Crítica: Real Beleza

João (Vladimir Brichta) é um fotógrafo decadente, procurando uma nova modelo para relançar a sua carreira. Ele parte para o sul do Brasil, onde fotografa dezenas de adolescentes, até se encantar com a beleza de Maria (Vitória Strada), que deseja transformar em modelo internacional. Mas Pedro (Francisco Cuoco), o pai da garota, se opõe à carreira profissional da filha. Durante uma viagem de Pedro, João tem um caso amoroso com Anita (Adriana Esteves), mãe de Maria.

É um bom filme, embora eu seja um pouco suspeito em dar minha opinião porque é um estilo de filme que me agrada, misturando diversas formas de arte no mesmo contexto. No caso, fotografia, poesia e cinema. Embora os créditos iniciais usem algumas características da fotografia, como por exemplo inserir os nomes na tela usando regras de composição como a espiral dourada* e o protagonista passar uma boa parte do filme tirando fotos, não espere que o filme te dê aulas ou dicas de fotografia. O contexto é mais complexo, introspectivo, abordando dilemas pessoais e profissionais de um fotógrafo. É mais um exemplar de filmes subjetivos que estão felizmente invadindo o cinema nacional (ou, pelo menos, ganhando um pouco mais de destaque). 

O filme tem uma história interessante, uma bela fotografia (usando locações de uma linda serra gaúcha) e boas atuações de Vladimir Brichta, Adriana Esteves e Francisco Cuoco. A estreante Vitória Strada também não faz feio. É produzido pela Casa de Cinema de Porto Alegre, criada em 1987 por um grupo de cineastas gaúchos. O diretor Jorge Furtado ("Houve uma vez dois verões", "O homem que copiava", "Meu tio matou um cara" e "Saneamento básico") é um dos fundadores da produtora. Essa influência gaúcha aparece não apenas na locações, mas sobretudo no início do filme, onde algumas dezenas de municípios do Estado são citados durante as sessões de fotos.

Nem tudo no filme me agradou, ou pelo menos foi compreensível para mim assistindo apenas uma vez. Achei meio estranho e sem noção o personagem Bruno (Samuel Reginato), e em alguns momentos senti que o filme mudava um pouco o foco. Algumas cenas são muito boas, enquanto outras são rápidas, artificiais ou um pouco forçadas. Mas felizmente não são suficientes para estragar a experiência do filme. É como se existisse o filme romântico e o filme papo-cabeça em uma só obra.

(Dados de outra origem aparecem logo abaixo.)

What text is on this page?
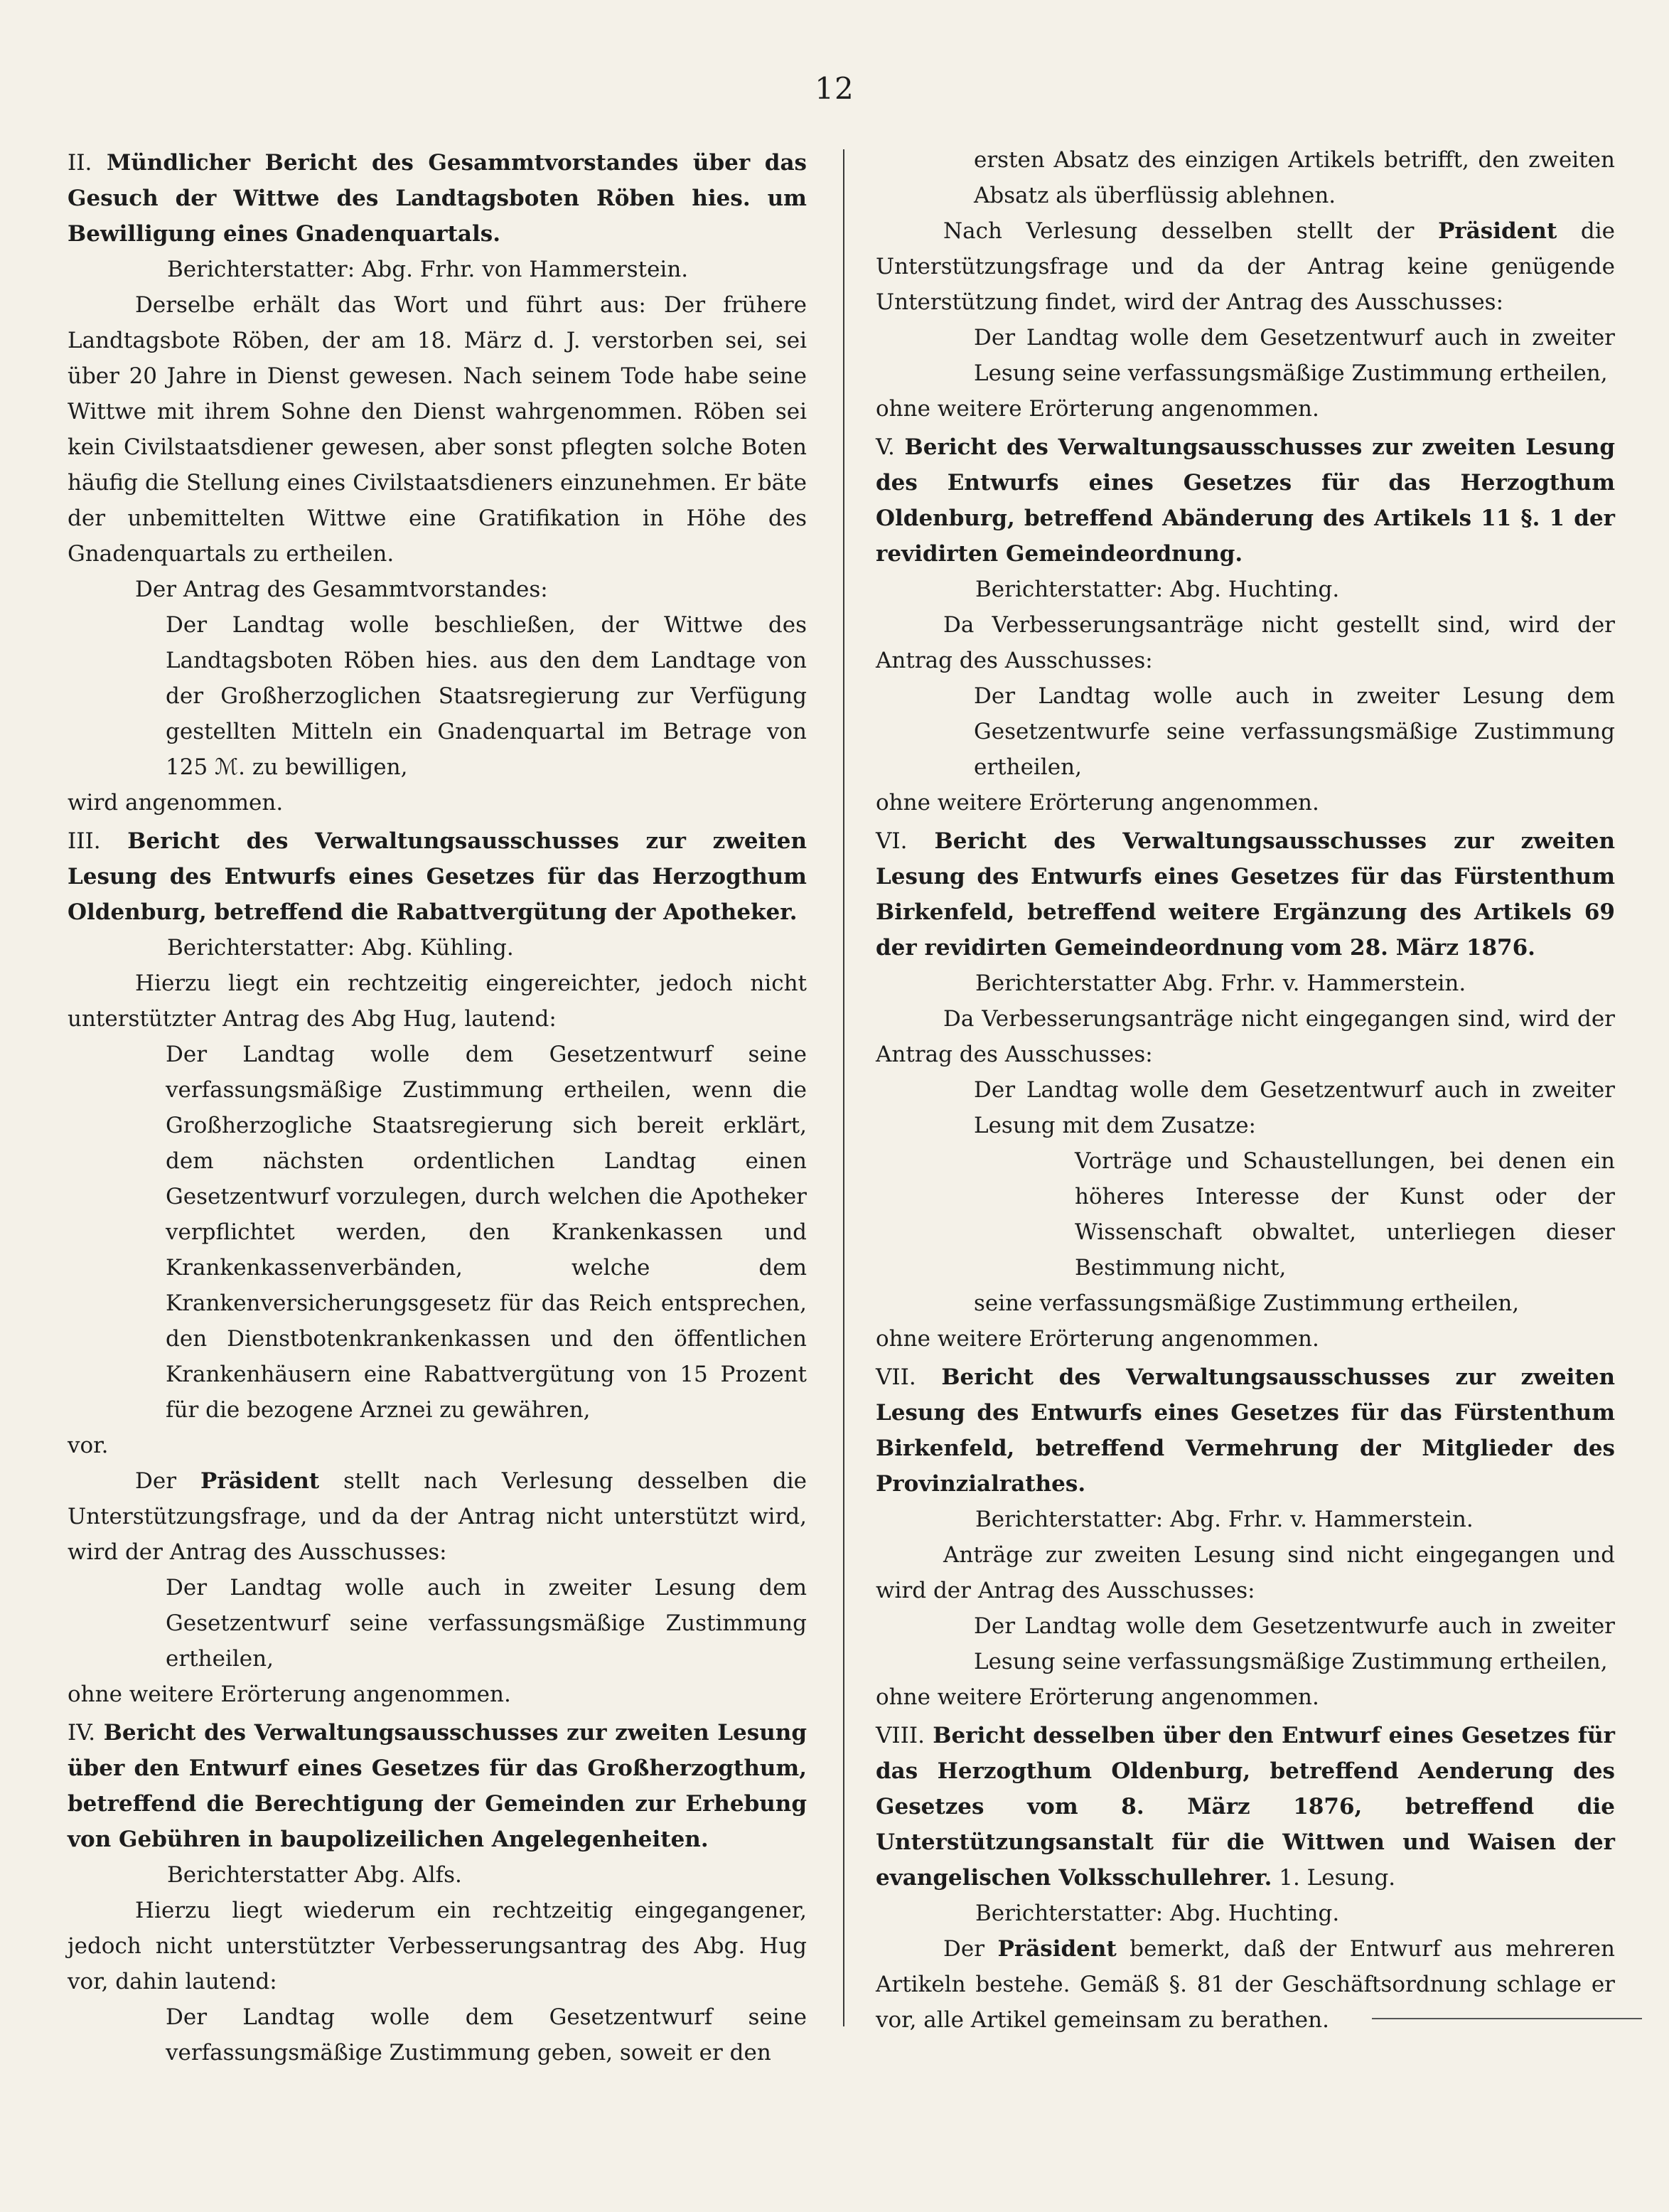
12

II. Mündlicher Bericht des Gesammtvorstandes über das Gesuch der Wittwe des Landtagsboten Röben hies. um Bewilligung eines Gnadenquartals.

Berichterstatter: Abg. Frhr. von Hammerstein.

Derselbe erhält das Wort und führt aus: Der frühere Landtagsbote Röben, der am 18. März d. J. verstorben sei, sei über 20 Jahre in Dienst gewesen. Nach seinem Tode habe seine Wittwe mit ihrem Sohne den Dienst wahrgenommen. Röben sei kein Civilstaatsdiener gewesen, aber sonst pflegten solche Boten häufig die Stellung eines Civilstaatsdieners einzunehmen. Er bäte der unbemittelten Wittwe eine Gratifikation in Höhe des Gnadenquartals zu ertheilen.

Der Antrag des Gesammtvorstandes:

Der Landtag wolle beschließen, der Wittwe des Landtagsboten Röben hies. aus den dem Landtage von der Großherzoglichen Staatsregierung zur Verfügung gestellten Mitteln ein Gnadenquartal im Betrage von 125 ℳ. zu bewilligen,

wird angenommen.

III. Bericht des Verwaltungsausschusses zur zweiten Lesung des Entwurfs eines Gesetzes für das Herzogthum Oldenburg, betreffend die Rabattvergütung der Apotheker.

Berichterstatter: Abg. Kühling.

Hierzu liegt ein rechtzeitig eingereichter, jedoch nicht unterstützter Antrag des Abg Hug, lautend:

Der Landtag wolle dem Gesetzentwurf seine verfassungsmäßige Zustimmung ertheilen, wenn die Großherzogliche Staatsregierung sich bereit erklärt, dem nächsten ordentlichen Landtag einen Gesetzentwurf vorzulegen, durch welchen die Apotheker verpflichtet werden, den Krankenkassen und Krankenkassenverbänden, welche dem Krankenversicherungsgesetz für das Reich entsprechen, den Dienstbotenkrankenkassen und den öffentlichen Krankenhäusern eine Rabattvergütung von 15 Prozent für die bezogene Arznei zu gewähren,

vor.

Der Präsident stellt nach Verlesung desselben die Unterstützungsfrage, und da der Antrag nicht unterstützt wird, wird der Antrag des Ausschusses:

Der Landtag wolle auch in zweiter Lesung dem Gesetzentwurf seine verfassungsmäßige Zustimmung ertheilen,

ohne weitere Erörterung angenommen.

IV. Bericht des Verwaltungsausschusses zur zweiten Lesung über den Entwurf eines Gesetzes für das Großherzogthum, betreffend die Berechtigung der Gemeinden zur Erhebung von Gebühren in baupolizeilichen Angelegenheiten.

Berichterstatter Abg. Alfs.

Hierzu liegt wiederum ein rechtzeitig eingegangener, jedoch nicht unterstützter Verbesserungsantrag des Abg. Hug vor, dahin lautend:

Der Landtag wolle dem Gesetzentwurf seine verfassungsmäßige Zustimmung geben, soweit er den

ersten Absatz des einzigen Artikels betrifft, den zweiten Absatz als überflüssig ablehnen.

Nach Verlesung desselben stellt der Präsident die Unterstützungsfrage und da der Antrag keine genügende Unterstützung findet, wird der Antrag des Ausschusses:

Der Landtag wolle dem Gesetzentwurf auch in zweiter Lesung seine verfassungsmäßige Zustimmung ertheilen,

ohne weitere Erörterung angenommen.

V. Bericht des Verwaltungsausschusses zur zweiten Lesung des Entwurfs eines Gesetzes für das Herzogthum Oldenburg, betreffend Abänderung des Artikels 11 §. 1 der revidirten Gemeindeordnung.

Berichterstatter: Abg. Huchting.

Da Verbesserungsanträge nicht gestellt sind, wird der Antrag des Ausschusses:

Der Landtag wolle auch in zweiter Lesung dem Gesetzentwurfe seine verfassungsmäßige Zustimmung ertheilen,

ohne weitere Erörterung angenommen.

VI. Bericht des Verwaltungsausschusses zur zweiten Lesung des Entwurfs eines Gesetzes für das Fürstenthum Birkenfeld, betreffend weitere Ergänzung des Artikels 69 der revidirten Gemeindeordnung vom 28. März 1876.

Berichterstatter Abg. Frhr. v. Hammerstein.

Da Verbesserungsanträge nicht eingegangen sind, wird der Antrag des Ausschusses:

Der Landtag wolle dem Gesetzentwurf auch in zweiter Lesung mit dem Zusatze:

Vorträge und Schaustellungen, bei denen ein höheres Interesse der Kunst oder der Wissenschaft obwaltet, unterliegen dieser Bestimmung nicht,

seine verfassungsmäßige Zustimmung ertheilen,

ohne weitere Erörterung angenommen.

VII. Bericht des Verwaltungsausschusses zur zweiten Lesung des Entwurfs eines Gesetzes für das Fürstenthum Birkenfeld, betreffend Vermehrung der Mitglieder des Provinzialrathes.

Berichterstatter: Abg. Frhr. v. Hammerstein.

Anträge zur zweiten Lesung sind nicht eingegangen und wird der Antrag des Ausschusses:

Der Landtag wolle dem Gesetzentwurfe auch in zweiter Lesung seine verfassungsmäßige Zustimmung ertheilen,

ohne weitere Erörterung angenommen.

VIII. Bericht desselben über den Entwurf eines Gesetzes für das Herzogthum Oldenburg, betreffend Aenderung des Gesetzes vom 8. März 1876, betreffend die Unterstützungsanstalt für die Wittwen und Waisen der evangelischen Volksschullehrer. 1. Lesung.

Berichterstatter: Abg. Huchting.

Der Präsident bemerkt, daß der Entwurf aus mehreren Artikeln bestehe. Gemäß §. 81 der Geschäftsordnung schlage er vor, alle Artikel gemeinsam zu berathen.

A partir do momento em que surge Francisco Cuoco, dando um show de interpretação, o filme ganha muito em qualidade. É aqui que realmente entra toda a questão da complexidade que envolve a real beleza, que começa a discussão filosófica sobre o que cada um considera ser belo, sobre a beleza do corpo em confronto com a beleza da alma. E aborda não apenas a beleza das pessoas, mas a beleza da arte erudita em geral: música, poesia, fotografia. Os diálogos entre João e Pedro não são apenas pretextos para citar Guimarães Rosa ou Fernando Pessoa, mas para exprimir ótimos questionamentos sobre gostos, sobre diferentes pontos de vistas ao contemplar quadros, fotos e livros, sobre a importância e relevância da cultura em suas vidas. Mais ainda, aborda a beleza acima das características físicas, envolvendo também os sentimentos. O que você vai deixar de belo nesse mundo?



*Assim como a Regra dos Terços, a Espiral Dourada serve de orientação para a composição de fotografias. Baseando-se na Sequência de Fibonacci (0,1,1,2,3,5,8,13,21,…), as imagens que se formam seguindo a linha da espiral em meio a sequência de retângulos tendem a ser mais agradáveis aos olhos (Rodrigo Tomazela).